Hepatitis C virus subtype 3a (HCV-3a) originates from Asia and has spread widely among injecting drug users as well as other patient groups in industrialized countries. HCV subtype 3a infection remains highly prevalent and frequently transmitted in the population of intravenous drug users. The objective of this study was to understand better the mechanisms of the worldwide HCV-3a epidemics in drug users. Ninety-three sera from HCV-3a-infected IDUs from France, the United States, Brazil, Argentina, and Australia were studied. Phylogenetic analyses of the non-structural 5B region showed no specific clustering according to the continent of the patient's origin.
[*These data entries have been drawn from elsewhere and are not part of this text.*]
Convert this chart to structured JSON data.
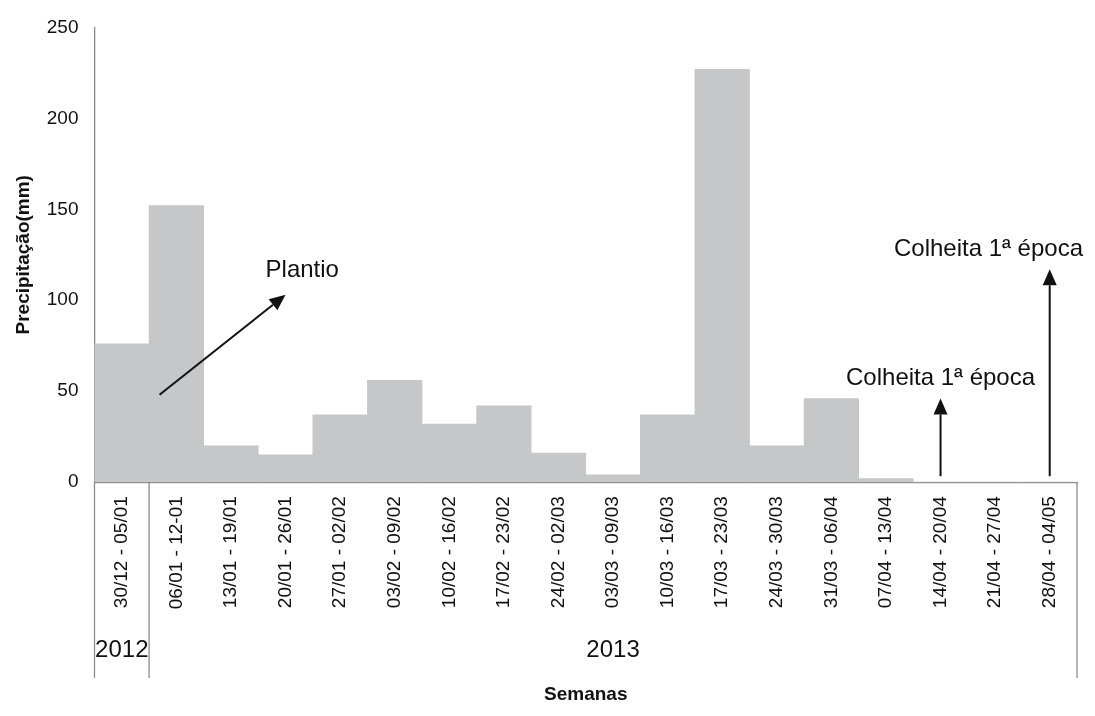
{
  "chart_data": {
    "type": "bar",
    "xlabel": "Semanas",
    "ylabel": "Precipitação(mm)",
    "categories": [
      "30/12 - 05/01",
      "06/01 - 12-01",
      "13/01 - 19/01",
      "20/01 - 26/01",
      "27/01 - 02/02",
      "03/02 - 09/02",
      "10/02 - 16/02",
      "17/02 - 23/02",
      "24/02 - 02/03",
      "03/03 - 09/03",
      "10/03 - 16/03",
      "17/03 - 23/03",
      "24/03 - 30/03",
      "31/03 - 06/04",
      "07/04 - 13/04",
      "14/04 - 20/04",
      "21/04 - 27/04",
      "28/04 - 04/05"
    ],
    "values": [
      76,
      152,
      20,
      15,
      37,
      56,
      32,
      42,
      16,
      4,
      37,
      227,
      20,
      46,
      2,
      0,
      0,
      0
    ],
    "color": "#c6c7c9",
    "ylim": [
      0,
      250
    ],
    "yticks": [
      0,
      50,
      100,
      150,
      200,
      250
    ],
    "grid": false,
    "legend": false,
    "annotations": [
      "Plantio",
      "Colheita 1ª época",
      "Colheita 1ª época",
      "2012",
      "2013"
    ]
  }
}
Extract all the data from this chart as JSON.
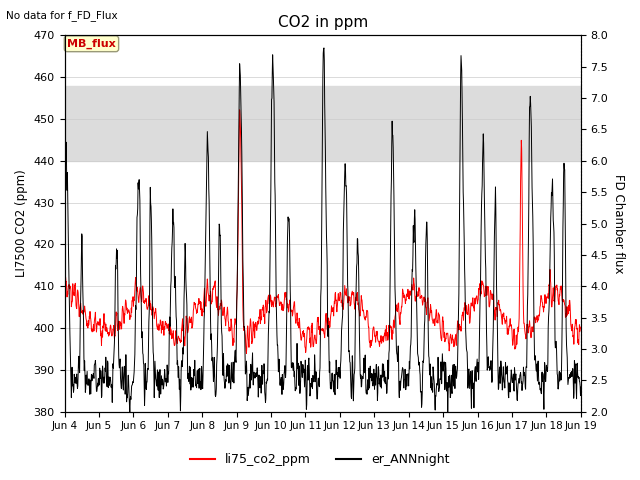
{
  "title": "CO2 in ppm",
  "top_left_text": "No data for f_FD_Flux",
  "legend_box_text": "MB_flux",
  "ylabel_left": "LI7500 CO2 (ppm)",
  "ylabel_right": "FD Chamber flux",
  "ylim_left": [
    380,
    470
  ],
  "ylim_right": [
    2.0,
    8.0
  ],
  "yticks_left": [
    380,
    390,
    400,
    410,
    420,
    430,
    440,
    450,
    460,
    470
  ],
  "yticks_right": [
    2.0,
    2.5,
    3.0,
    3.5,
    4.0,
    4.5,
    5.0,
    5.5,
    6.0,
    6.5,
    7.0,
    7.5,
    8.0
  ],
  "band_lower": 440,
  "band_upper": 458,
  "color_red": "#FF0000",
  "color_black": "#000000",
  "color_band": "#DCDCDC",
  "legend_labels": [
    "li75_co2_ppm",
    "er_ANNnight"
  ],
  "legend_colors": [
    "#FF0000",
    "#000000"
  ],
  "box_facecolor": "#FFFFCC",
  "box_edgecolor": "#999977",
  "box_text_color": "#CC0000",
  "figsize": [
    6.4,
    4.8
  ],
  "dpi": 100
}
Non-exclusive clusters of viral sequences from South America, Australia, and California were observed, but topologies were not supported by strong bootstrap values. The results suggest that HCV-3a has been transmitted from a common origin through a unique worldwide epidemic that rapidly spread among drug users. Regional transmission occurred in the recent past, leading to an embryonic genetic diversification of HCV-3a among local injecting drug user population.